Media and Technology: The media and technology boom came as a major change worldwide. This change has been observed as both an opportunity and as a crisis, which divides people supporting opposing ideas. The split opinions about the issue brought about a failure to adapt instantly, which put pressure on both sides creating a stressful environment.
Politics; The political disaster that Nepal has been accustomed to has been a factor in the differing responses to stress. The unstable political status in the country resulted in an increase in the rates of unemployment, creating unneeded idle time. With nowhere to vent themselves, all the idle time was spent on social media platforms such as Facebook, YouTube and even dating sites. Most of their frustrations are vent out on those platforms, and they began to take social media platforms as a form of coping with their stress rather than expressing it directly.

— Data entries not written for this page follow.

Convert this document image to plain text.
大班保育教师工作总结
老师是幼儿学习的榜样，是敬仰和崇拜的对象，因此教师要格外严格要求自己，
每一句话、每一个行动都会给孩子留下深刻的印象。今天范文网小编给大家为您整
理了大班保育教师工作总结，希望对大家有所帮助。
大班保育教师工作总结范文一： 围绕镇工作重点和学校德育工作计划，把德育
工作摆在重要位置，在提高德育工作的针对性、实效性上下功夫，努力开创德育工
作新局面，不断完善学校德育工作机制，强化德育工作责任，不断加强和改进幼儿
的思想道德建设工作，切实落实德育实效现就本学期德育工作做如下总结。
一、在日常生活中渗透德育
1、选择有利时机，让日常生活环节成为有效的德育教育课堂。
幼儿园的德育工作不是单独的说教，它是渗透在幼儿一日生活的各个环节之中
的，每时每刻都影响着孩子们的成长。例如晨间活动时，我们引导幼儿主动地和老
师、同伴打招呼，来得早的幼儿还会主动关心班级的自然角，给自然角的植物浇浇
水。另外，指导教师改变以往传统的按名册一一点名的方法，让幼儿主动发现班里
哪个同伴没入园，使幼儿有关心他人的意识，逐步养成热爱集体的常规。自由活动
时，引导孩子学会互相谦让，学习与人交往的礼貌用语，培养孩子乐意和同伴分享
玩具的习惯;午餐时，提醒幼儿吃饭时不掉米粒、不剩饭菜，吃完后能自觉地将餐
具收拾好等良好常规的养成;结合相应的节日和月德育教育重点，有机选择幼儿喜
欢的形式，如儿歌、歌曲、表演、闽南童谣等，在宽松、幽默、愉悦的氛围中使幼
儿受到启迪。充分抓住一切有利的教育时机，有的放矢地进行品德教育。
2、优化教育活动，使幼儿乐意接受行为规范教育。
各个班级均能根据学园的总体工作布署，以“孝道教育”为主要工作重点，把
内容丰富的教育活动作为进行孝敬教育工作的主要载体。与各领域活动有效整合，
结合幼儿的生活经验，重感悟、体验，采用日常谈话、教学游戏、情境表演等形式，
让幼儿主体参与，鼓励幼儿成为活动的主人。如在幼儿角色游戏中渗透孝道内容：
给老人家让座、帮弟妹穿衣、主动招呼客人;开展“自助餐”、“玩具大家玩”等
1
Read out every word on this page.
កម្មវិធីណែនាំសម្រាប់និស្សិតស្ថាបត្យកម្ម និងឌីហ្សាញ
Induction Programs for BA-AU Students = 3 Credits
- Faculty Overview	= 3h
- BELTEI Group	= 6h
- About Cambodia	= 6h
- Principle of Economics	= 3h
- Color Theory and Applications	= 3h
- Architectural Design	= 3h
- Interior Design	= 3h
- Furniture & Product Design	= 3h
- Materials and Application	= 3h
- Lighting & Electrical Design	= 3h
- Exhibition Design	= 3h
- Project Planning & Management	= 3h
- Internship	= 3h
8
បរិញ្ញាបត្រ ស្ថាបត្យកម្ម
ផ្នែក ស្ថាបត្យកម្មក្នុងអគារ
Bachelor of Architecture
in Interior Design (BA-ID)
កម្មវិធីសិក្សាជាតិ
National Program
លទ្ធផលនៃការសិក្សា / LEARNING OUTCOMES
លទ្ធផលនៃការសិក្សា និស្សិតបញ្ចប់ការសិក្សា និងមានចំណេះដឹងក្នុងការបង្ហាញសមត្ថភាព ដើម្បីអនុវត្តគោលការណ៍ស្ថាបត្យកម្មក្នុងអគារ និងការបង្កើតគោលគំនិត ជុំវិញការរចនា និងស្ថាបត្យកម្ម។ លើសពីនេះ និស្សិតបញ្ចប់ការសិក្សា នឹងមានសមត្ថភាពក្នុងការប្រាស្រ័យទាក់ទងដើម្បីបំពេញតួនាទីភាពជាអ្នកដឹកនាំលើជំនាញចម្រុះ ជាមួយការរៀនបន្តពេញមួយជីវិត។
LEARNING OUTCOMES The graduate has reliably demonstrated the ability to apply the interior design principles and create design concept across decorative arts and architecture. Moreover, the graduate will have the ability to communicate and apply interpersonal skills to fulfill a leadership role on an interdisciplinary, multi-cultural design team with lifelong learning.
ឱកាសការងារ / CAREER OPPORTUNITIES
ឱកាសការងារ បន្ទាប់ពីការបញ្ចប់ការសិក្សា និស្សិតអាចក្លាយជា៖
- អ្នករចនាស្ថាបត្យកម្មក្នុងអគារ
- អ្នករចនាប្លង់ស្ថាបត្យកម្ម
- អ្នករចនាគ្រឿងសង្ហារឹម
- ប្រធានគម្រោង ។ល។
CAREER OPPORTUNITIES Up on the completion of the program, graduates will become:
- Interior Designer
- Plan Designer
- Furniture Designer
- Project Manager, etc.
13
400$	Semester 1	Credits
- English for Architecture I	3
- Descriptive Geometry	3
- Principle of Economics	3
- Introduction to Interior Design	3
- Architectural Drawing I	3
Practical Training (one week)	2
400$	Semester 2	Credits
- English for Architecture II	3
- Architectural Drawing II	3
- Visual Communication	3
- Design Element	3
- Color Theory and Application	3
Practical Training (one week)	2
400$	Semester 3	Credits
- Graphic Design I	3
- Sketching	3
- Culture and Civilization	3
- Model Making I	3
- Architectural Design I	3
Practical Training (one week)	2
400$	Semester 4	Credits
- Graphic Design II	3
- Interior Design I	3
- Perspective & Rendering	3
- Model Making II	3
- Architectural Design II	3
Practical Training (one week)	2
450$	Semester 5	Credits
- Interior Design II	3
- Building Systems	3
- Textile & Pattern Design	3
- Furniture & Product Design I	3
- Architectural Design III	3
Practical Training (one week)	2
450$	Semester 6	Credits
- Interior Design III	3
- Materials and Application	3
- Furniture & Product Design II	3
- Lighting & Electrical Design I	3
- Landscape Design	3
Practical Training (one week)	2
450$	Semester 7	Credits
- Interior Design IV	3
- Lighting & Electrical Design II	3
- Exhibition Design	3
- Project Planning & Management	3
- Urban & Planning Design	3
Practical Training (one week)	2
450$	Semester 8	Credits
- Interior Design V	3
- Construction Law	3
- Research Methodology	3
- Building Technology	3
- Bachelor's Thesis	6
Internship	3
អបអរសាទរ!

Earthquake: The changes and rehabilitation that should’ve been done after the earthquake haven’t been done. It’s not just physical rehabilitation but psychological rehabilitation which wasn’t addressed, due to which there was an increase in people’s frustration.
Youths are known to be mostly expressive, which is a positive factor about them. They express their stress somewhere in some form, be it through smoking, drug habits, social media addiction or through simple expressions. The reason stress is seen mostly in youths is because they are more noticeable. Because the majority of the growing population are youths, it is understandable why it can be noticed more in youths than others.
Coping with stress has become increasingly difficult for the youths. Due to stress, they start losing their creative and mental capabilities which in turn hinders their position in society. Society has a cruel view of people and it doesn’t hold any expectations or positivity towards youths that don’t have the capability of bringing creative and strong results, therefore increasing the panic and stress.
Within it all, the approaches that have traditionally been undertaken in society to cope with and handle stress have been incorrect. Most of the management approaches are problem-focused, which digs deeper into the problem rather than deciphering the solution for it. In terms of medical approaches, for a problem-focused approach, a clinical psychologist will question when one feels most stressed, which looks into the problem and tries to understand the problem and moves further away from the solution.
Breaking the traditional mold, the ideal strategy would be to undertake a solution-based approach. Focusing on the solution creates more opportunities and possibilities of being cured than targeting the problem. Everyone has an ability to build coping strategies but that ability diminishes when they start focusing on the problem rather than focusing on the solution. Adding to that, there are different solutions to different problems, and each of those differ from one society to the other. The practices that help cope with stress in America won’t help in Nepal because the two societies are shaped differently. Coping with stress with a solution-focused approach establishes two types of practices that are ideal for Nepal:
Family-based Practices: The Nepalese society is highly family-oriented, and expressing one’s stress and having the help of family members to find a comfort zone is an ideal approach.
Education-based Practices: Each individual has a specific comfort zone where one can feel relaxed; finding that comfort zone is a type of coping strategy. Hence, teaching coping strategies to people and understanding that it varies from person to person increases the chances of finding effective solutions.